Internet parlors face new rules
By Kenneth Fine
Published in News on April 6, 2010 2:01 PM
A new fee schedule passed Monday night by members of the Goldsboro City Council will make it more expensive for businesses like this internet parlor to continue to operate.
As of June 1, the half-dozen "Internet cafes" that operate inside the city limits will be required to turn over some of what Chief Building Inspector Ed Cianfarra characterized as lucrative profits.
An amendment to the city's Code of Ordinances -- one that will require the businesses to pay a $2,500 licensing fee and an additional $1,000 per machine tax -- was unanimously approved by the City Council Monday, an action Cianfarra said represents the first step toward establishing some level of control over these types of establishments.

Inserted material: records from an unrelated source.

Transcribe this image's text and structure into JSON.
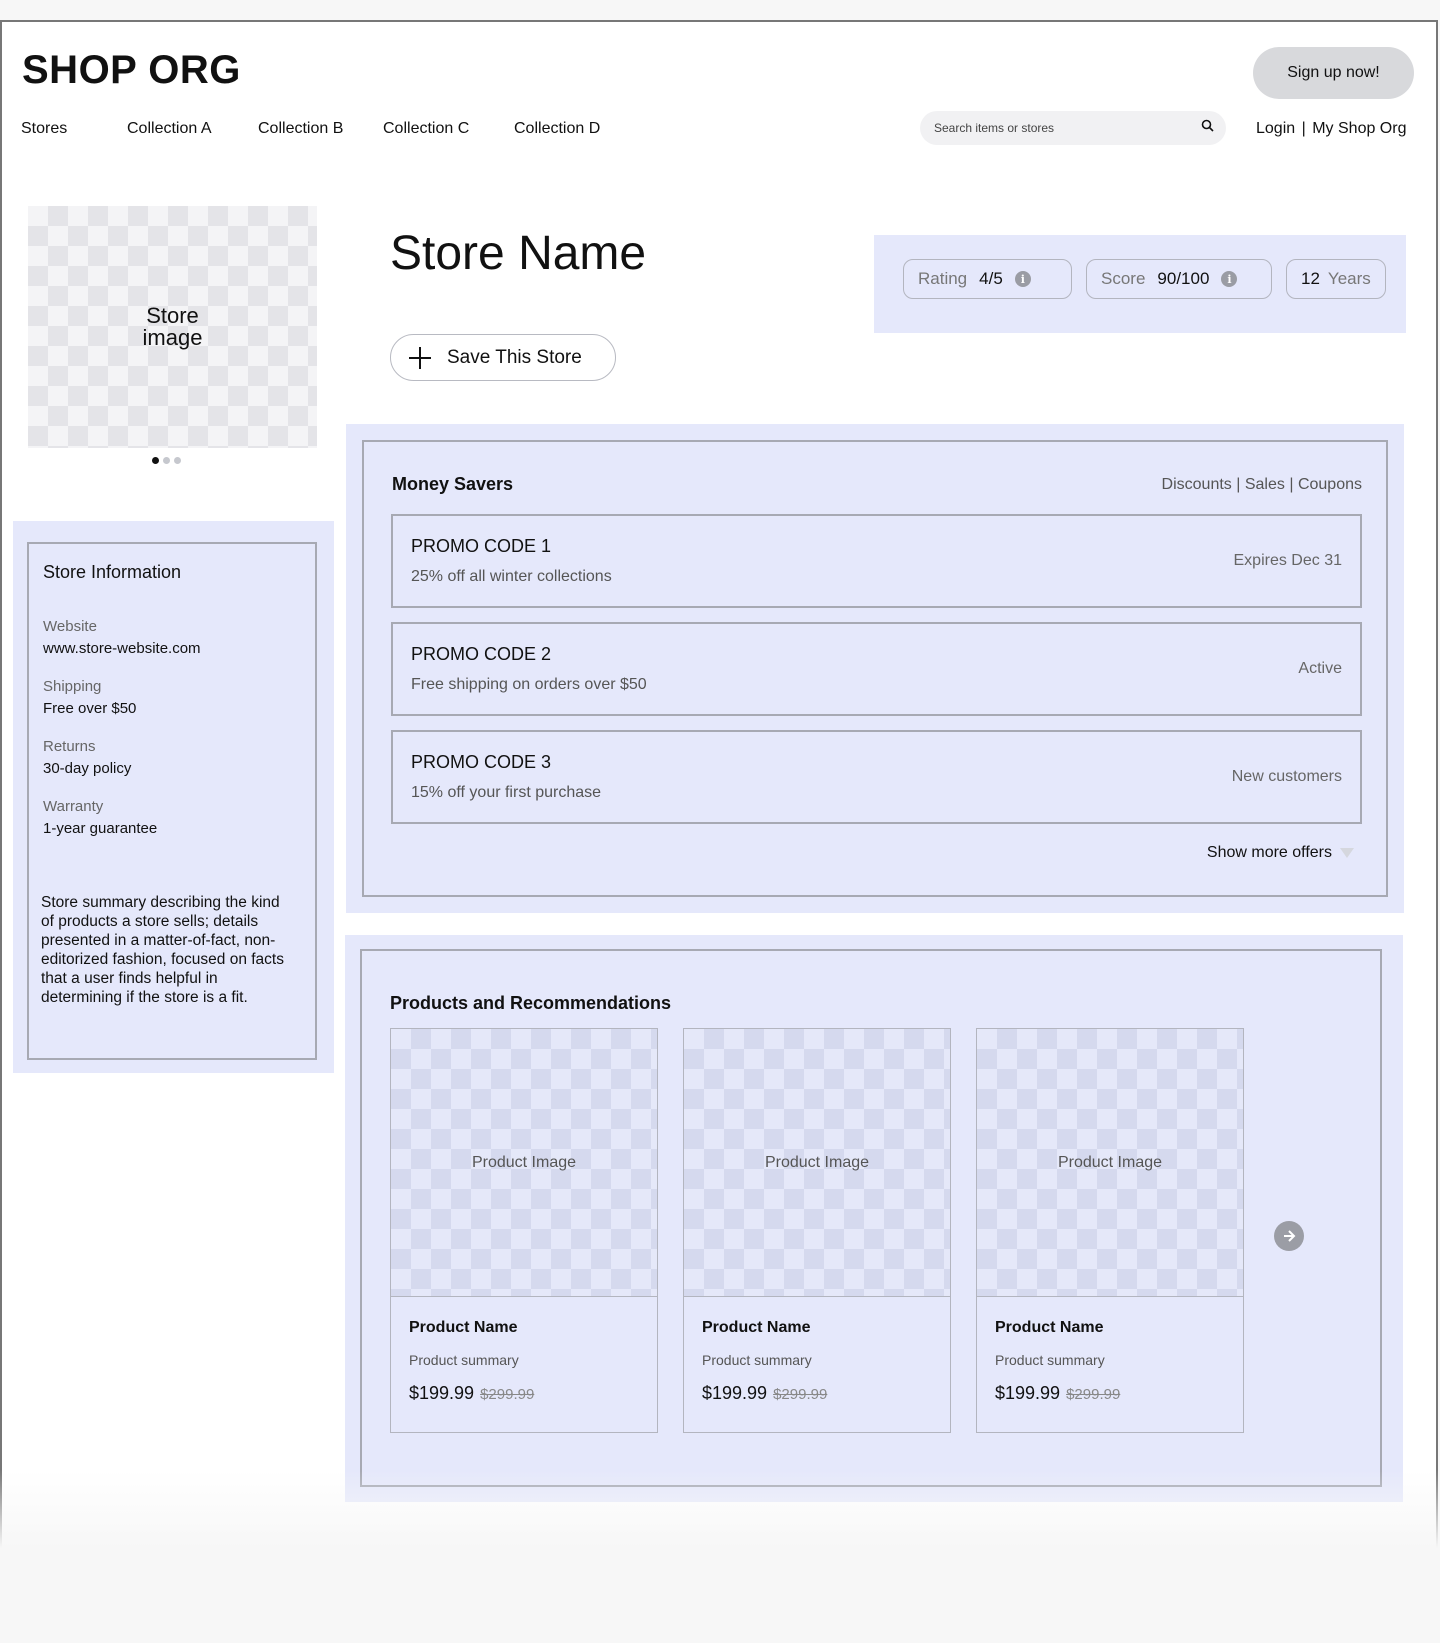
{
  "header": {
    "brand": "SHOP ORG",
    "signup_label": "Sign up now!",
    "nav": [
      "Stores",
      "Collection A",
      "Collection B",
      "Collection C",
      "Collection D"
    ],
    "search_placeholder": "Search items or stores",
    "login_label": "Login",
    "account_label": "My Shop Org"
  },
  "store": {
    "image_label": "Store image",
    "name": "Store Name",
    "save_label": "Save This Store",
    "carousel_dots": 3,
    "stats": {
      "rating_label": "Rating",
      "rating_value": "4/5",
      "score_label": "Score",
      "score_value": "90/100",
      "years_value": "12",
      "years_label": "Years"
    }
  },
  "info": {
    "title": "Store Information",
    "website_label": "Website",
    "website_value": "www.store-website.com",
    "shipping_label": "Shipping",
    "shipping_value": "Free over $50",
    "returns_label": "Returns",
    "returns_value": "30-day policy",
    "warranty_label": "Warranty",
    "warranty_value": "1-year guarantee",
    "summary": "Store summary describing the kind of products a store sells; details presented in a matter-of-fact, non-editorized fashion, focused on facts that a user finds helpful in determining if the store is a fit."
  },
  "money_savers": {
    "title": "Money Savers",
    "links": [
      "Discounts",
      "Sales",
      "Coupons"
    ],
    "promos": [
      {
        "code": "PROMO CODE 1",
        "desc": "25% off all winter collections",
        "meta": "Expires Dec 31"
      },
      {
        "code": "PROMO CODE 2",
        "desc": "Free shipping on orders over $50",
        "meta": "Active"
      },
      {
        "code": "PROMO CODE 3",
        "desc": "15% off your first purchase",
        "meta": "New customers"
      }
    ],
    "show_more": "Show more offers"
  },
  "products": {
    "title": "Products and Recommendations",
    "items": [
      {
        "image": "Product Image",
        "name": "Product Name",
        "summary": "Product summary",
        "price": "$199.99",
        "old_price": "$299.99"
      },
      {
        "image": "Product Image",
        "name": "Product Name",
        "summary": "Product summary",
        "price": "$199.99",
        "old_price": "$299.99"
      },
      {
        "image": "Product Image",
        "name": "Product Name",
        "summary": "Product summary",
        "price": "$199.99",
        "old_price": "$299.99"
      }
    ]
  },
  "icons": {
    "search": "search-icon",
    "info": "info-icon",
    "plus": "plus-icon",
    "next": "arrow-right-icon",
    "dropdown": "triangle-down-icon"
  },
  "colors": {
    "panel_bg": "#e5e8fb",
    "border": "#a7a9b3",
    "signup_bg": "#d8d9dc"
  }
}
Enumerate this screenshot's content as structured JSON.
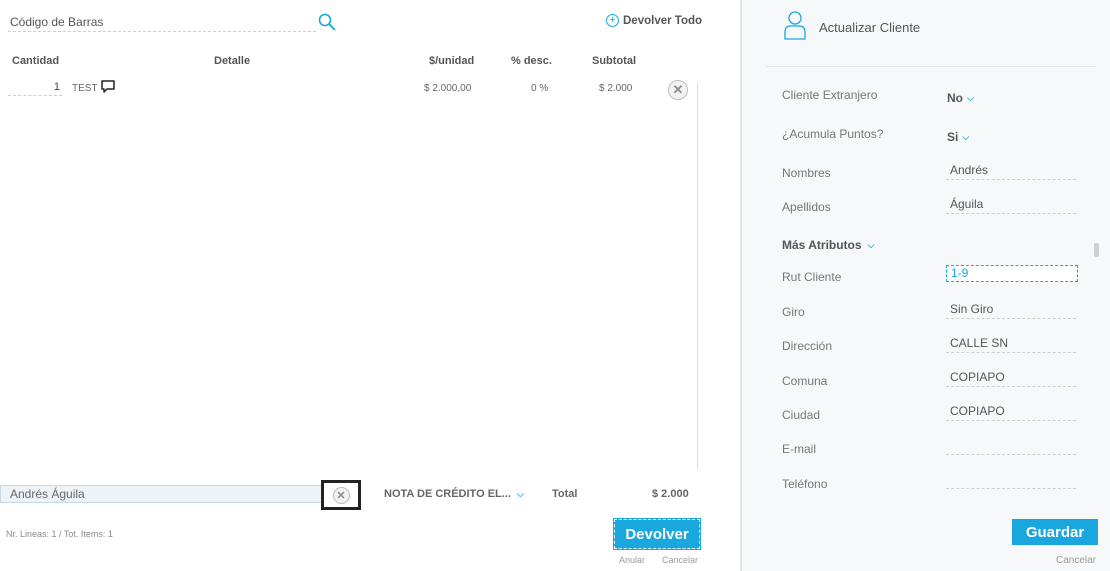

And control, the others who attended the board's pre-meeting work session agreed, is needed.
"They do need to be monitored," City Manager Joe Huffman said.
"We need to do something," Mayor Al King added. "These (Internet cafes) are going to present some issues. We need to watch this very carefully."
Cianfarra and Finance Director Kaye Scott said they got the idea to levy additional fees from cities across the state.
"Business licenses are running anywhere from $500 to $2,500 ... and from $200 to $2,000 per machine," Cianfarra said.
So adopting similar fees in Goldsboro, he added, would simply be maintaining the status quo -- not to mention the hundreds of thousands of dollars the action would bring into city coffers.
"Some of our Internet cafes have as many as 35 to 40 machines," he said.
But establishing control and, in turn, bringing in revenue, were not the only Internet cafe-related issues discussed by the council Monday.
Cianfarra also explained to the board just how these businesses operate -- detailing other problems he believes will surface as a result of their existence in the city.
"Basically, you're buying time on the Internet, and when you 'cash out' ... you sell the time that you won in the 'game,' you sell that back to them," he said. "They pay you out."
And because more stringent restrictions are not currently in place, some of these cafes stay open 24 hours a day, and, at times, attract undesirable people and behavior.
"The problem is, if you have 40 machines, you may have two or three people who come with the person playing ... and you could have as many as 200 people (inside one of these cafes)," he said.
Such a crowd, he said, also brings with it the possibility of occupancy violations and parking woes.
"If they are going to have 40 terminals, is there any way of requiring them to have 40 parking spaces?" Mayor Pro Tem Chuck Allen asked.
Planning Director Randy Guthrie said no.
In fact, when the first Internet cafe opened in Goldsboro, the council decided they did not fall under the classification of "a place of entertainment," a label that would have required more from the business owner.
"It was determined more of a retail-type use," Guthrie said, adding that he would suggest the council either designate the cafes as places of entertainment or adopt new guidelines specific to Internet cafes.
Only then, he said, would the level of control the board seems to want, exist.
After nearly a half-hour of discussion, Guthrie and Cianfarra were asked by the mayor to report back to the council with additional recommendations at a later date.
"I have a feeling we're not going to solve this tonight," King said.
But it seemed clear that the issue of Internet cafes will remain in the city's sights for some time.
"You want control," Allen said. "You even want to control where these places go, in my opinion."